Zuhause erinnern?

Transnationale Familien und die Ambivalenzen des Erinnerns im bosnisch-herzegowinischen Nachkriegskontext


Basierend auf ethnographischer Feldforschung in Bosnien, Dänemark und Schweden, beschäftigt sich der Vortrag mit der Frage, welche Rolle das Familienhaus bei der Konstruktion von Erinnerungen hat und wie Erinnerungen als soziale Praxis genutzt werden, um sich innerhalb der veränderten sozio-demographischen Umgebung zu positionieren. Das Familienhaus wird dabei selbst als Akteur bei der Konstruktion von Erinnerungen betrachtet, an dem sich persönliche, familiäre und (trans)nationale Erinnerungen überlappen, wobei vielfache Ambivalenzen im Umgang mit den Erinnerungen aufgezeigt werden können. Die Familienhäuser erinnern gleichzeitig an die Zeit der Flucht und Vertreibung, sowie an die positiv bewertete Vorkriegszeit. Daraus ergeben sich, je nach Generationszugehörigkeit, differenzierte Bewertungen der Vergangenheit und Vorstellungen von der Zukunft. Die ambivalente Einstellung gegenüber dem Haus, sowie die temporalen Referenzen zwischen dem Vorkriegs- und Nachkriegszuhause deuten weiters auf die Vielschichtigkeit des Begriffes Zuhause und offenbaren unterschiedliche (mnemonische) Taktiken, die Menschen nutzen, um sich ein Zuhause in veränderten politischen Situationen zu erschaffen.

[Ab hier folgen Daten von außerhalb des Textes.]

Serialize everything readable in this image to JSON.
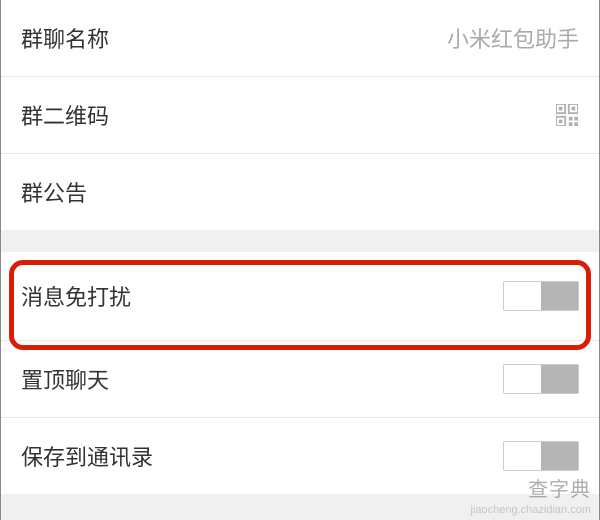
{
  "section1": {
    "groupName": {
      "label": "群聊名称",
      "value": "小米红包助手"
    },
    "qrCode": {
      "label": "群二维码"
    },
    "announcement": {
      "label": "群公告"
    }
  },
  "section2": {
    "muteNotifications": {
      "label": "消息免打扰"
    },
    "pinChat": {
      "label": "置顶聊天"
    },
    "saveContacts": {
      "label": "保存到通讯录"
    }
  },
  "watermark": {
    "main": "查字典",
    "sub": "jiaocheng.chazidian.com"
  }
}
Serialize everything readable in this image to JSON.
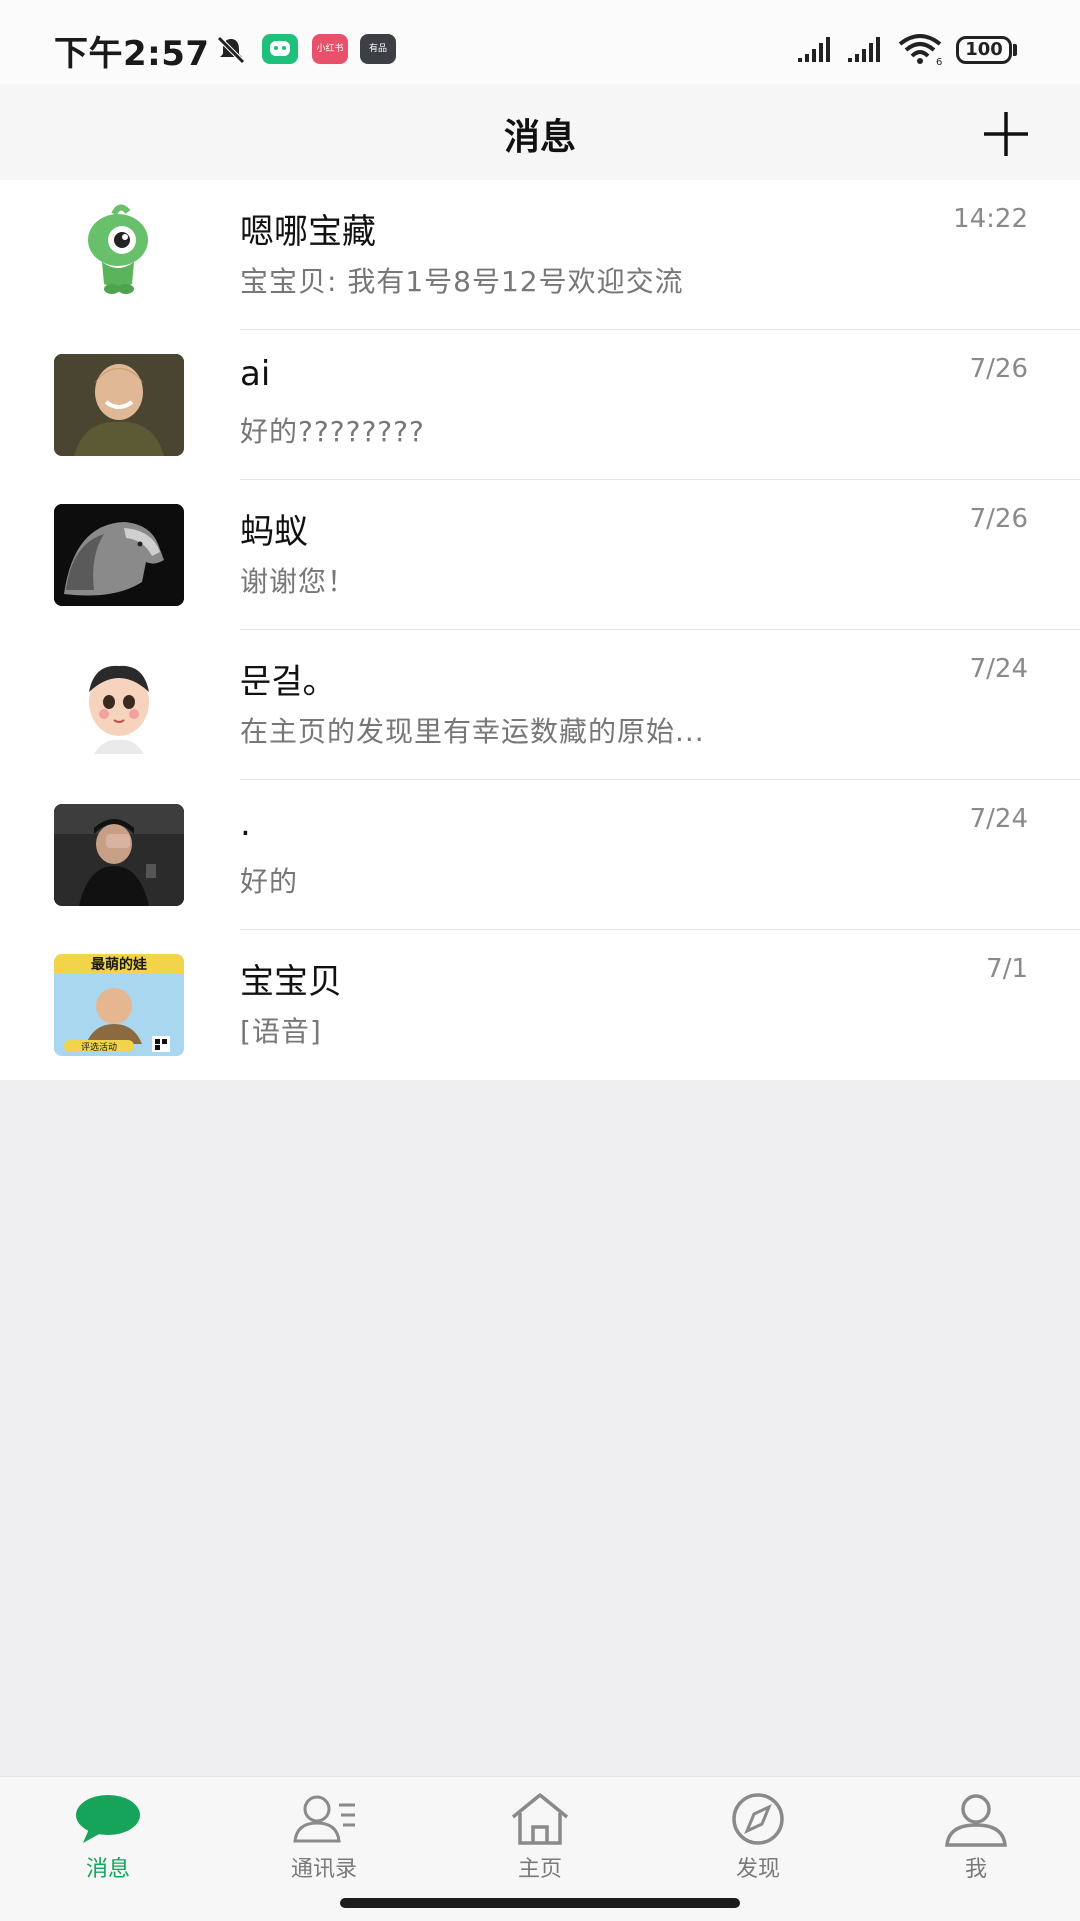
{
  "status_bar": {
    "time": "下午2:57",
    "badges": [
      {
        "label": "",
        "color": "#1fc07a"
      },
      {
        "label": "小红书",
        "color": "#e8516a"
      },
      {
        "label": "有品",
        "color": "#3c3f44"
      }
    ],
    "battery": "100"
  },
  "header": {
    "title": "消息"
  },
  "chats": [
    {
      "name": "嗯哪宝藏",
      "preview": "宝宝贝: 我有1号8号12号欢迎交流",
      "time": "14:22",
      "avatar": "green-mascot-avatar"
    },
    {
      "name": "ai",
      "preview": "好的????????",
      "time": "7/26",
      "avatar": "smiling-child-avatar"
    },
    {
      "name": "蚂蚁",
      "preview": "谢谢您！",
      "time": "7/26",
      "avatar": "lion-avatar"
    },
    {
      "name": "문걸。",
      "preview": "在主页的发现里有幸运数藏的原始...",
      "time": "7/24",
      "avatar": "cartoon-boy-avatar"
    },
    {
      "name": ".",
      "preview": "好的",
      "time": "7/24",
      "avatar": "person-in-car-avatar"
    },
    {
      "name": "宝宝贝",
      "preview": "[语音]",
      "time": "7/1",
      "avatar": "poster-avatar",
      "poster_text": "最萌的娃",
      "poster_sub": "评选活动"
    }
  ],
  "nav": [
    {
      "label": "消息",
      "icon": "chat-bubble-icon",
      "active": true
    },
    {
      "label": "通讯录",
      "icon": "contacts-icon",
      "active": false
    },
    {
      "label": "主页",
      "icon": "home-icon",
      "active": false
    },
    {
      "label": "发现",
      "icon": "compass-icon",
      "active": false
    },
    {
      "label": "我",
      "icon": "person-icon",
      "active": false
    }
  ],
  "colors": {
    "accent": "#16a35a",
    "background": "#efeff1"
  }
}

Sanda ÜLLEN ist Kultur- und Sozialanthropologin und arbeitet als Lektorin am Institut für Kultur- und Sozialanthropologie an der Universität Wien. Der Forschungsschwerpunkt ihrer Arbeit liegt im Bereich der Migrations- und Erinnerungsforschung mit der regionalen Fokussierung auf den Westbalkan sowie Skandinavien. Neben der Lehrtätigkeit hat sie an diversen Projekten mitgearbeitet („Migration(en) im Schulbuch“ am Ludwig Boltzmann Institut für europäische Geschichte und Öffentlichkeit“ 2011-2013; „Familiy migration and integration“ am ICMPD 2013; EU NODE - Projekt „Contesting Multiculturalism. Gender Equality, Cultural Diversity and Sexual Autonomy am Institut für Kultur- und Sozialanthropologie 2007). 2016 war sie „Visiting Fellow“ am Zentrum für Südosteuropaforschung an der Universität Graz. Sie hat 2017 ihre Dissertation mit dem Titel „Zuhause Erinnern? Transnationale Familien und die Ambivalenzen des Erinnerns im bosnisch-herzegowinischen Nachkriegskontext“ abgeschlossen.